Damit ängstigt sie nicht selten ihre Eltern. Sie verbringt viel Zeit mit ihrem
Wochenend-Kindermädchen Sarah, die hauptsächlich deshalb eingestellt wurde, weil
Nancys Mutter, eine
High-Society-Lady,
denkt, mit ihrem Kind stimme etwas nicht. Und tatsächlich gibt es Motive, die
diesen Verdacht bestätigen.
Paula
ist einundzwanzig, schwanger, Kellnerin, schreibt gelegentlich, früher malte sie
auch. Nach einem Streit mit ihrem Freund Vincent verlässt sie die gemeinsame Wohnung
und geht mit ihren Freundinnen in einen Club. Sie lernt einen Typen kennen, der
ihr, wie sie meint, seinen baldigen Tod zu verdanken hat, und sie nimmt nach diesem
Vorfall zum ersten Mal einen Tramper in ihrem Auto mit, einen kleinen Jungen.

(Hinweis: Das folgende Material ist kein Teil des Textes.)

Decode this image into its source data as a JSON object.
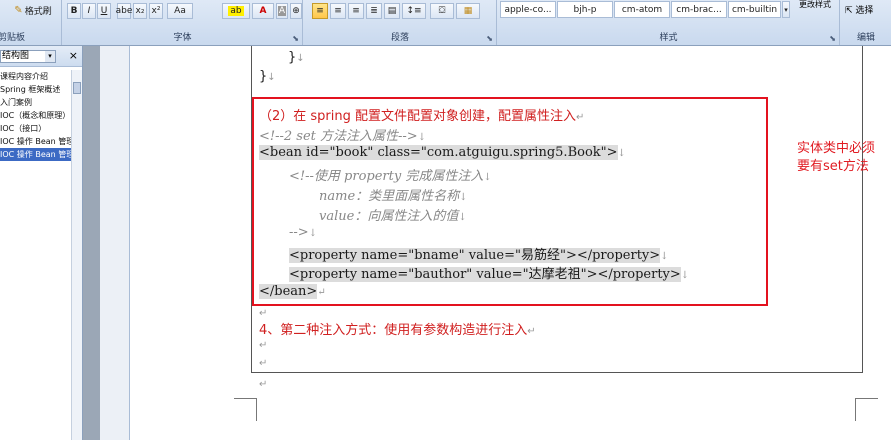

Paula ist verwirrt, sie hat am Ende dieser Irrfahrt durch den Regen das Gefühl,
nur noch von Dunkelheit umgeben zu sein. Doch da ist etwas, das sie in die Realität
zurückholt: Das Leben in ihr.
Rebecca
Miller, Tochter des Schriftstellers
Arthur
Miller und der Fotografin Inge Morath, seit 1996 mit dem Schauspieler
Daniel Day-Lewis verheiratet, verleiht diesen sieben Frauen durch ihren ruhigen,
kunstvollen, aber doch bestechenden Schreibstil einmalige Charaktere. Man nimmt
für die kurze Zeit jeder Erzählung Anteil am Leben der jeweiligen Frau und wird
gezwungen, über ihr Schicksal nachzudenken. Es ist verblüffend, wie packend und
wahrheitsgetreu jede Geschichte geschildert wird. Auf jeden Fall ein Leseabenteuer!